By Sherry Lamonica-Oracle on Mar 10, 2014
Oracle R Distribution, Oracle's distribution of Open Source R, improves performance by dynamically linking to optimized, multi-threaded BLAS libraries. Unlike open source R, Oracle R Distribution uses all available cores and processors when dynamically linked against optimized BLAS, resulting in increased performance. Thus, the more cores available to Oracle R Distribution, the higher performance for many operations.
How is this possible? Standard R's internal BLAS library was created when multi-core machines were not widely used, so it is single-threaded, i.e., operates on a single core. However, the BLAS API in R allows linking to different, multi-threaded BLAS libraries that allow linear algebra computations to use all cores and therefore run much faster. Oracle R Distribution simplifies the linking process by loading the high performance math library after it's added to PATH or LD_LIBRARY_PATH, depending on the Operating System. Then you are set to use optimized math libraries - the Intel Math Kernel Library (MKL), AMD Core Math Library (ACML), or Solaris Sun Performance Library on Solaris.

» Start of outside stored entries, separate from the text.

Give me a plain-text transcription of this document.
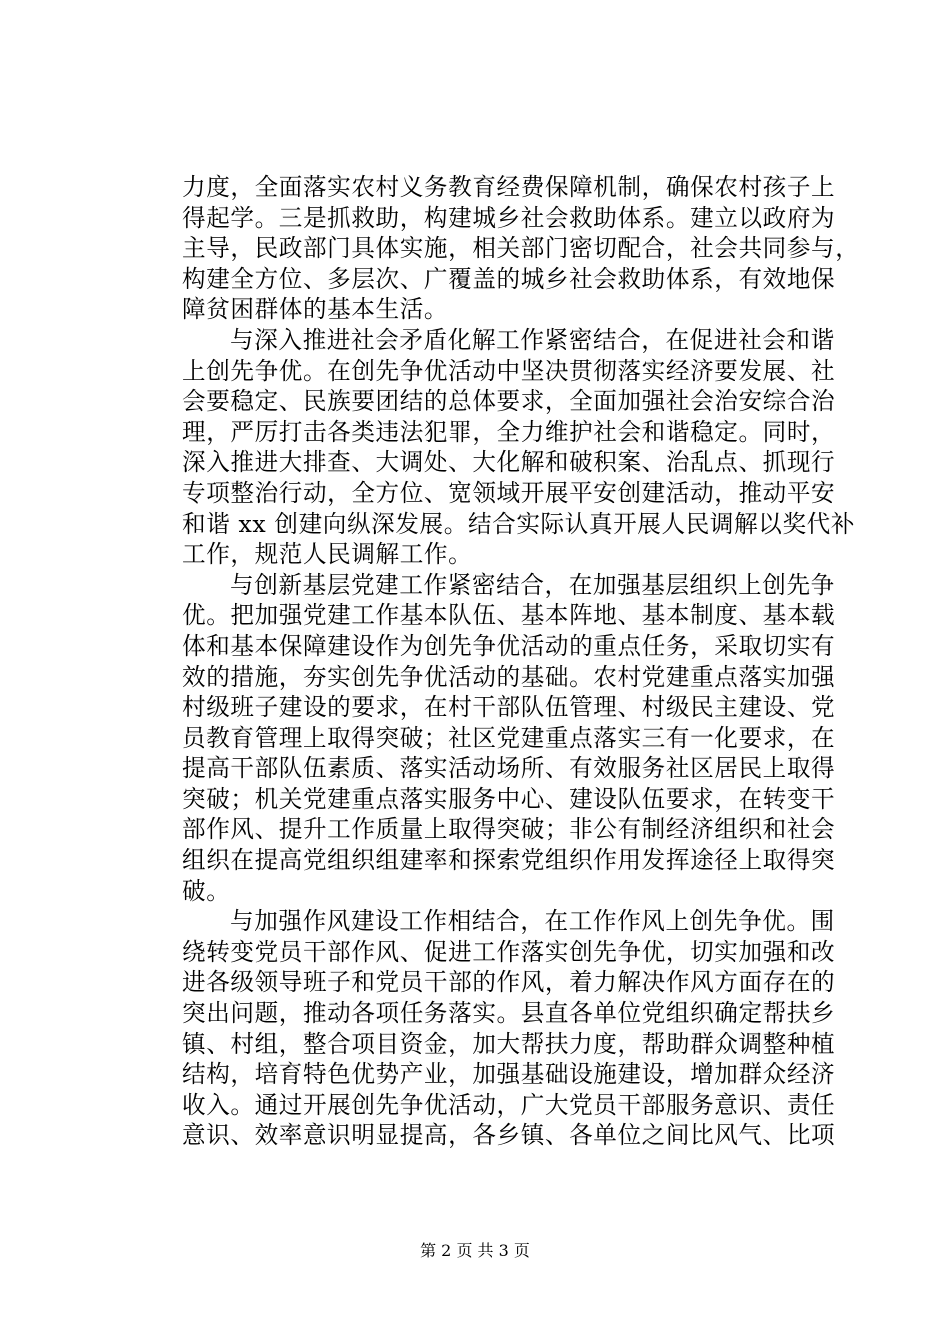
力度，全面落实农村义务教育经费保障机制，确保农村孩子上
得起学。三是抓救助，构建城乡社会救助体系。建立以政府为
主导，民政部门具体实施，相关部门密切配合，社会共同参与，
构建全方位、多层次、广覆盖的城乡社会救助体系，有效地保
障贫困群体的基本生活。
与深入推进社会矛盾化解工作紧密结合，在促进社会和谐
上创先争优。在创先争优活动中坚决贯彻落实经济要发展、社
会要稳定、民族要团结的总体要求，全面加强社会治安综合治
理，严厉打击各类违法犯罪，全力维护社会和谐稳定。同时，
深入推进大排查、大调处、大化解和破积案、治乱点、抓现行
专项整治行动，全方位、宽领域开展平安创建活动，推动平安
和谐 xx 创建向纵深发展。结合实际认真开展人民调解以奖代补
工作，规范人民调解工作。
与创新基层党建工作紧密结合，在加强基层组织上创先争
优。把加强党建工作基本队伍、基本阵地、基本制度、基本载
体和基本保障建设作为创先争优活动的重点任务，采取切实有
效的措施，夯实创先争优活动的基础。农村党建重点落实加强
村级班子建设的要求，在村干部队伍管理、村级民主建设、党
员教育管理上取得突破；社区党建重点落实三有一化要求，在
提高干部队伍素质、落实活动场所、有效服务社区居民上取得
突破；机关党建重点落实服务中心、建设队伍要求，在转变干
部作风、提升工作质量上取得突破；非公有制经济组织和社会
组织在提高党组织组建率和探索党组织作用发挥途径上取得突
破。
与加强作风建设工作相结合，在工作作风上创先争优。围
绕转变党员干部作风、促进工作落实创先争优，切实加强和改
进各级领导班子和党员干部的作风，着力解决作风方面存在的
突出问题，推动各项任务落实。县直各单位党组织确定帮扶乡
镇、村组，整合项目资金，加大帮扶力度，帮助群众调整种植
结构，培育特色优势产业，加强基础设施建设，增加群众经济
收入。通过开展创先争优活动，广大党员干部服务意识、责任
意识、效率意识明显提高，各乡镇、各单位之间比风气、比项
第 2 页 共 3 页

The benchmarks in this section demonstrate the performance of Oracle R Distribution 3.0.1 with and without dynamically loaded MKL. The R-25 benchmark script developed by the R community consists of fifteen tests. They are split into three groups (matrix calculation, matrix functions and "programmation") with trimmed means for each group, and each test is run three times. For this comparison, we report the mean for the three test runs. The benchmarks show that using Oracle R Distribution with dynamically loaded MKL libraries on a 30-core machine is significantly faster than the single core time.

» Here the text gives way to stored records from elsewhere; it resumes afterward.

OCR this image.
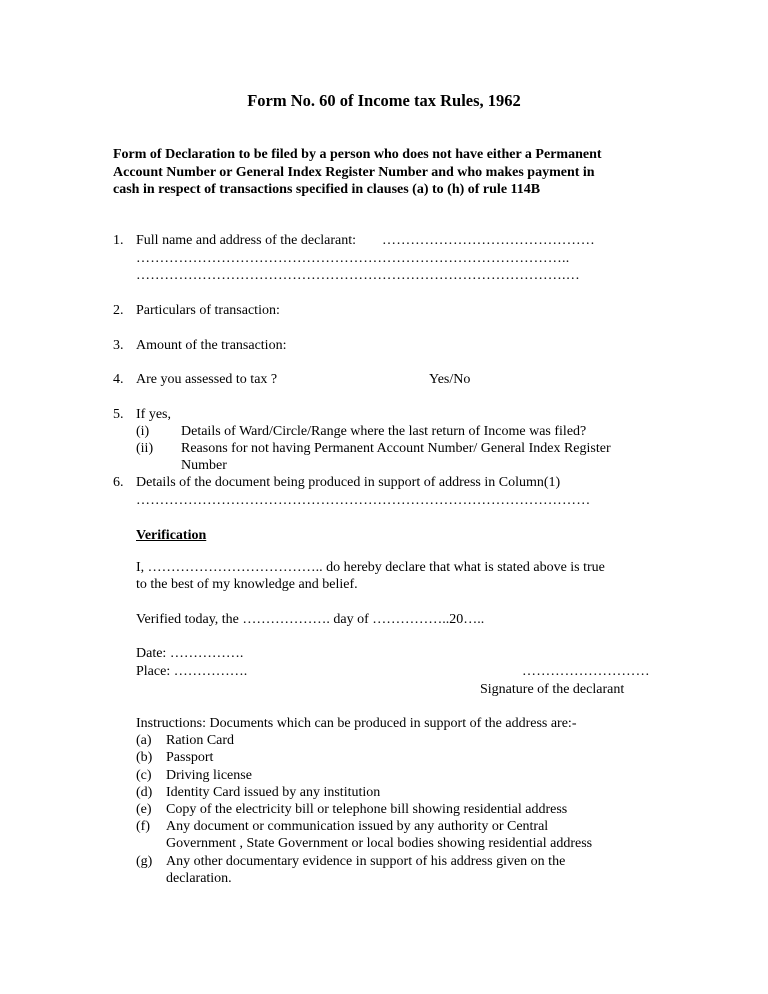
Form No. 60 of Income tax Rules, 1962
Form of Declaration to be filed by a person who does not have either a Permanent
Account Number or General Index Register Number and who makes payment in
cash in respect of transactions specified in clauses (a) to (h) of rule 114B
1. Full name and address of the declarant: ………………………………………
………………………………………………………………………………..
……………………………………………………………………………….…
2. Particulars of transaction:
3. Amount of the transaction:
4. Are you assessed to tax ?	Yes/No
5. If yes,
(i) Details of Ward/Circle/Range where the last return of Income was filed?
(ii) Reasons for not having Permanent Account Number/ General Index Register
Number
6. Details of the document being produced in support of address in Column(1)
……………………………………………………………………………………
Verification
I, ……………………………….. do hereby declare that what is stated above is true
to the best of my knowledge and belief.
Verified today, the ………………. day of ……………..20…..
Date: …………….
Place: …………….	………………………
Signature of the declarant
Instructions: Documents which can be produced in support of the address are:-
(a) Ration Card
(b) Passport
(c) Driving license
(d) Identity Card issued by any institution
(e) Copy of the electricity bill or telephone bill showing residential address
(f) Any document or communication issued by any authority or Central
Government , State Government or local bodies showing residential address
(g) Any other documentary evidence in support of his address given on the
declaration.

Oracle R Distribution 3.0.1 Benchmarks
This benchmark was executed on a 3-node cluster, with 24 cores at 3.07GHz per CPU and 47 GB RAM, using Linux 5.5.
In-Database Scalability and Parallelism with Oracle R Enterprise
Oracle R Enterprise, the set of big data analytics R packages provided by Oracle, provides scalable, parallel in-database data manipulation and algorithms for analyzing very large data sets. Oracle R Enterprise functions implement parallel, out-of-core algorithms that overcome R's limitations of being memory-bound and single-threaded by executing requested R calculations on data in Oracle Database, using the database itself as the computational engine. Oracle R Enterprise allows users to further leverage Oracle's engineered systems, like Exadata, Big Data Appliance, and Exalytics, for enterprise-wide analytics, as well as reporting tools like Oracle Business Intelligence Enterprise Edition dashboards and BI Publisher documents. The combination of Oracle Database and R delivers an enterprise-ready, integrated environment for advanced analytics.
At the time of this post, Oracle R Distribution 3.0.1 is certified with Oracle R Enterprise 1.4. See the Install Guide's Oracle R Enterprise support matrix for a list of current Oracle R Distribution supported configurations and platforms, and this link for instructions on enabling high performance library support for Oracle R Distribution on a Windows or Linux client.